Aux Moulins, il y a deux types de petites mains : les mineurs non accompagnés (MNA), d’abord. Ils sont vulnérables, seuls, jeunes, influençables et précaires – tout ce que recherche le réseau. Quand ils arrivent en France, beaucoup attendent plusieurs mois dans les hôtels ou les foyers, et c’est là qu’on vient les chercher. On leur propose cinquante euros par jour, on les intimide, ou les deux. Ils tombent dans le deal, puis s’habituent à une forme de confort, ou se font piéger par les dettes. Et puis il y a les jeunes du coin, qui ont grandi là, et sont exposés au réseau par de mauvaises fréquentations. C’est le frère d’un copain ou un cousin qui va leur faire fumer leur premier joint à 10, 12, ou 14 ans… Puis ils commencent à traîner autour de la Laverie, à vouloir acheter leur propre consommation, obtenir un salaire. Et c’est comme ça qu’ils se font alpaguer.

Les mineurs non-accompagnés sont vulnérables, seuls, jeunes, influençables et précaires – tout ce que recherche le réseau.

J’ai vraiment eu le sentiment qu’aucune de ces “petites mains”, que ce soit pour les MNA ou les petits jeunes du quartier, n’avaient vraiment conscience des risques.
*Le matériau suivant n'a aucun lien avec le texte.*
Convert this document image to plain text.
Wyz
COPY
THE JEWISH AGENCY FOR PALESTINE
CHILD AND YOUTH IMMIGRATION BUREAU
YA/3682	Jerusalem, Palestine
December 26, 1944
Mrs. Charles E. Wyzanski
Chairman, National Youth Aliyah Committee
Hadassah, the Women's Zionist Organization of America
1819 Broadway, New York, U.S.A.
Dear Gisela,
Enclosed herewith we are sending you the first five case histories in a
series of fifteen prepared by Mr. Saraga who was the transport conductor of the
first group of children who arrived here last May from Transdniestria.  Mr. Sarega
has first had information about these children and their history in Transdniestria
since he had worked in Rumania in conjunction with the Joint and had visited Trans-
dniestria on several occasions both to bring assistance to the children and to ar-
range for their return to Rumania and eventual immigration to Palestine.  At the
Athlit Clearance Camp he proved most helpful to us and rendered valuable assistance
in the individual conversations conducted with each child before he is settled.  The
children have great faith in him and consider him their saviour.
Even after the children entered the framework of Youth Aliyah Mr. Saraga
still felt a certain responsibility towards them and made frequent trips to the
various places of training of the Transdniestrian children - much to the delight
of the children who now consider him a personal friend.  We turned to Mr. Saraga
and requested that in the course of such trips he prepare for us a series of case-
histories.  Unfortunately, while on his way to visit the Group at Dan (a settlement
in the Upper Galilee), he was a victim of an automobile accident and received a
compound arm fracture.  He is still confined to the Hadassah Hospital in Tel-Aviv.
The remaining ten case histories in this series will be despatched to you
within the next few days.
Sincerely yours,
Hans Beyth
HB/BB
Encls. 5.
Quand j’en parlais avec eux, la plupart répondaient : “Moi ça va aller”, “Moi je vais m’en sortir”, “Après j’aurais une belle voiture, je pourrais aller faire ma vie et être heureux”… Il y a une vraie inconscience, notamment motivée par un phénomène de groupe.

Quelle est l’implication des parents ou des adultes afin d’éviter que les plus jeunes soient justement “alpagués” par le réseau ?

On entend souvent parler de la responsabilité des parents, mais j’ai remarqué pendant mon immersion que les parents ne se rendent pour la plupart absolument pas compte de ce qui se passe. Je pense à un petit guetteur qui était plus ou moins élevé par sa grand-mère, qui était très loin de s’imaginer qu’il puisse faire partie du réseau. Et puis il ne faut pas oublier que ce sont des enfants : ils font des bêtises sans que leurs parents les voient, comme n’importe où ailleurs… Sauf qu’on est aux Moulins. Et les bêtises là-bas ont des conséquences bien plus importantes. C’est d’ailleurs pour ça que la présence associative est primordiale, pour faire le tampon entre ce qui se passe dans le quartier et les familles, garder le lien avec ces jeunes, tenter de les sortir du réseau par d’autres moyens.

Vous décrivez justement l’abandon des politiques publiques et de l’Etat dans ce quartier : l’insalubrité, la saleté, le manque d’accompagnement social… Quel est l’impact de ce sentiment d’abandon dans le quotidien des habitants ?

Le sentiment est terrible, et se traduit les trois quarts du temps par de la colère. C’est une impression d’être un citoyen de seconde zone, avec un ascenseur cassé alors que vous vivez au 15e étage, une vie au milieu des cafards et des rats, l’eau chaude coupée régulièrement… Alors qu’à dix minutes de tramway, vous êtes face aux plus grands palaces de Nice. Beaucoup d’habitants travaillent d’ailleurs dans ces endroits, avec un contraste dans les modes de vie qui nourrit cette colère. Le réseau peut profiter de cette frustration, avec par exemple le phénomène des appartements nourrices. Les trafiquants viennent proposer aux habitants de leur donner la clé de chez eux contre rémunération, pour cacher des stupéfiants ou des membres du réseau lors des descentes de police. Les gens font vite le calcul, se disent qu’ils seront “aidés” financièrement pour un petit service… Et tombent eux aussi dans l’illégalité.